The parameters_schema is the one we could add support for. For basic types like "string" and "integer" it's easy. Do you think a type of "object" with nested structures is needed? That's the problem I was dodging. That and the "required" field.

I think it could look something like this:

Function.new!(%{
  name: "extract_student_info",
  description: "Get the student information from the body of the input text",
  parameters: [
    FunctionParameter.new!(%{
      name: "name",
      type: :string,
      description: "Name of Person",
      required: true  # <- optionally declare it as required. Defaults to `false`
    }),
    FunctionParameter.new!(%{
      name: "major",
      type: :string,
      description: "Major subject"
    })
  ],
  function: &execute_extract_student_info/2
})

I don't think we need a JSONSchema supporting library and I don't think it need macros either.

catethos commented 8 months ago

hi @brainlid I am happy to help in anyway :) I do think 'object' type is necessary. In my use case to extract education information from resume, the education field itself is an object

brainlid commented 8 months ago

hi @brainlid I am happy to help in anyway :) I do think 'object' type is necessary. In my use case to extract education information from resume, the education field itself is an object

Oh, I see. Good example. Thanks! I'll think about how we might do that.

catethos commented 8 months ago

I was thinking about ecto schema if only it allows me to add in description for each field

brainlid commented 8 months ago

@catethos Oh, I think I know what you mean. Are you thinking something like this?

embedded_schema do
  field :name, :string, description: "The full name of the student", required: false
  field :age, :integer, description: "The age of the student", required: false
end

If so, that is not possible with Ecto.

Looking at the JS version of LangChain and their data extractions examples, they use zod for defining the JSON schema.

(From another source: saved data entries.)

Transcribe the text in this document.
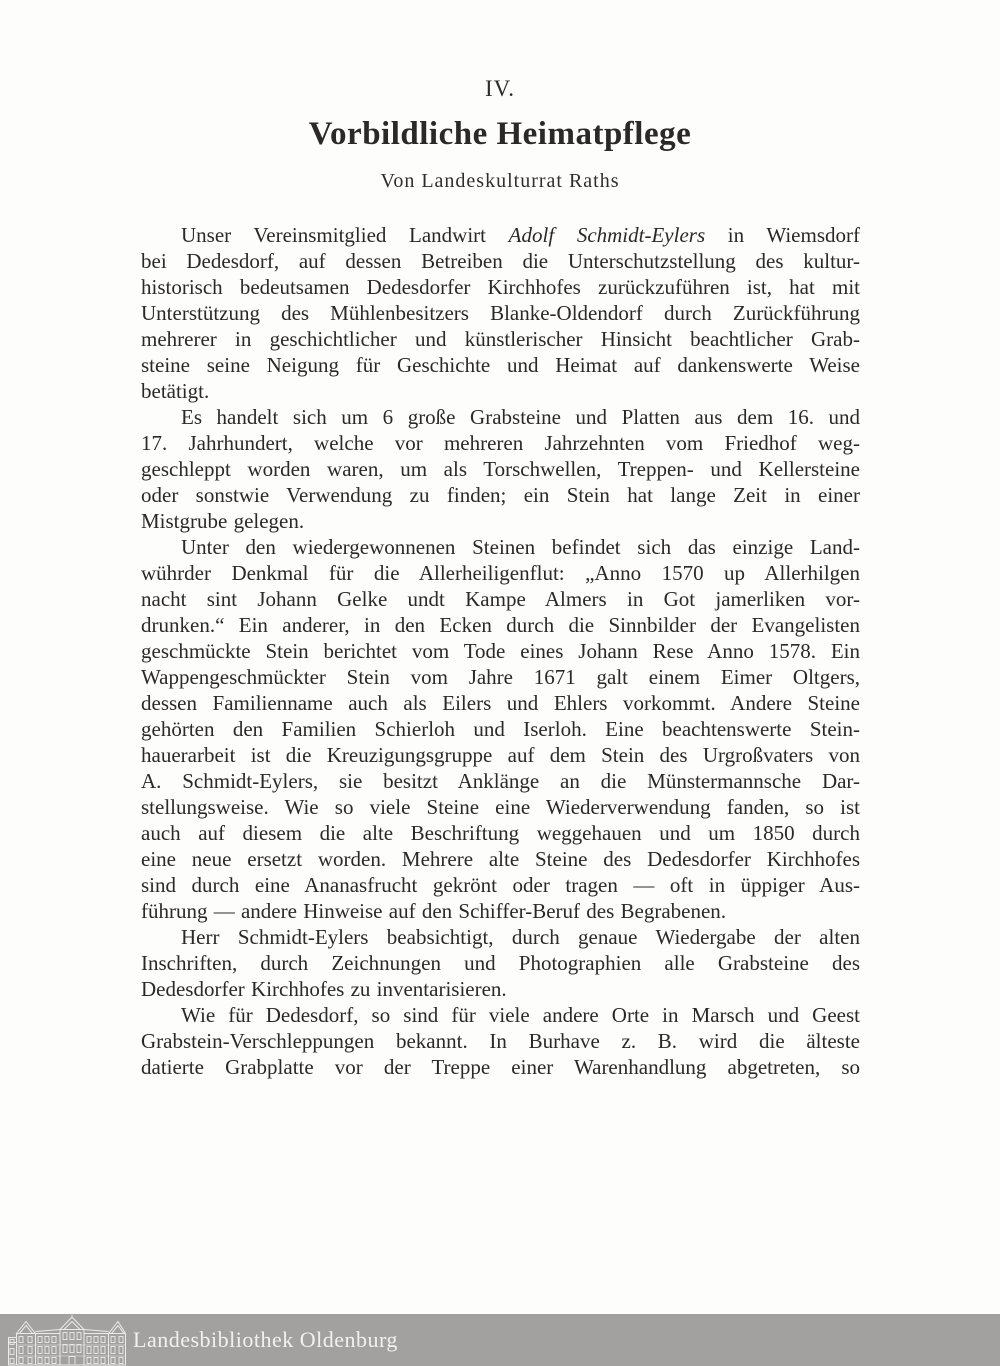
IV.
Vorbildliche Heimatpflege
Von Landeskulturrat Raths
Unser Vereinsmitglied Landwirt Adolf Schmidt-Eylers in Wiemsdorf
bei Dedesdorf, auf dessen Betreiben die Unterschutzstellung des kultur-
historisch bedeutsamen Dedesdorfer Kirchhofes zurückzuführen ist, hat mit
Unterstützung des Mühlenbesitzers Blanke-Oldendorf durch Zurückführung
mehrerer in geschichtlicher und künstlerischer Hinsicht beachtlicher Grab-
steine seine Neigung für Geschichte und Heimat auf dankenswerte Weise
betätigt.
Es handelt sich um 6 große Grabsteine und Platten aus dem 16. und
17. Jahrhundert, welche vor mehreren Jahrzehnten vom Friedhof weg-
geschleppt worden waren, um als Torschwellen, Treppen- und Kellersteine
oder sonstwie Verwendung zu finden; ein Stein hat lange Zeit in einer
Mistgrube gelegen.
Unter den wiedergewonnenen Steinen befindet sich das einzige Land-
wührder Denkmal für die Allerheiligenflut: „Anno 1570 up Allerhilgen
nacht sint Johann Gelke undt Kampe Almers in Got jamerliken vor-
drunken.“ Ein anderer, in den Ecken durch die Sinnbilder der Evangelisten
geschmückte Stein berichtet vom Tode eines Johann Rese Anno 1578. Ein
Wappengeschmückter Stein vom Jahre 1671 galt einem Eimer Oltgers,
dessen Familienname auch als Eilers und Ehlers vorkommt. Andere Steine
gehörten den Familien Schierloh und Iserloh. Eine beachtenswerte Stein-
hauerarbeit ist die Kreuzigungsgruppe auf dem Stein des Urgroßvaters von
A. Schmidt-Eylers, sie besitzt Anklänge an die Münstermannsche Dar-
stellungsweise. Wie so viele Steine eine Wiederverwendung fanden, so ist
auch auf diesem die alte Beschriftung weggehauen und um 1850 durch
eine neue ersetzt worden. Mehrere alte Steine des Dedesdorfer Kirchhofes
sind durch eine Ananasfrucht gekrönt oder tragen — oft in üppiger Aus-
führung — andere Hinweise auf den Schiffer-Beruf des Begrabenen.
Herr Schmidt-Eylers beabsichtigt, durch genaue Wiedergabe der alten
Inschriften, durch Zeichnungen und Photographien alle Grabsteine des
Dedesdorfer Kirchhofes zu inventarisieren.
Wie für Dedesdorf, so sind für viele andere Orte in Marsch und Geest
Grabstein-Verschleppungen bekannt. In Burhave z. B. wird die älteste
datierte Grabplatte vor der Treppe einer Warenhandlung abgetreten, so
Landesbibliothek Oldenburg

That usage looks like this:

const zodSchema = z.object({
  "person-name": z.string().optional(),
  "person-age": z.number().optional(),
  "person-hair_color": z.string().optional(),
  "dog-name": z.string().optional(),
  "dog-breed": z.string().optional(),
});

However, I don't think descriptions can be set like that either there.

I don't know of a better way to do it than the approach I outlined above.

Or am I way off base and you're saying something else?

brainlid commented 7 months ago

Created LangChain.FunctionParam to express JSONSchema-friendly data structures. Supports basic types, arrays, enums, objects, arrays of objects and nested objects.

Still allows for full control over JSONSchema by providing an override parameters_schema object to full self-describe it.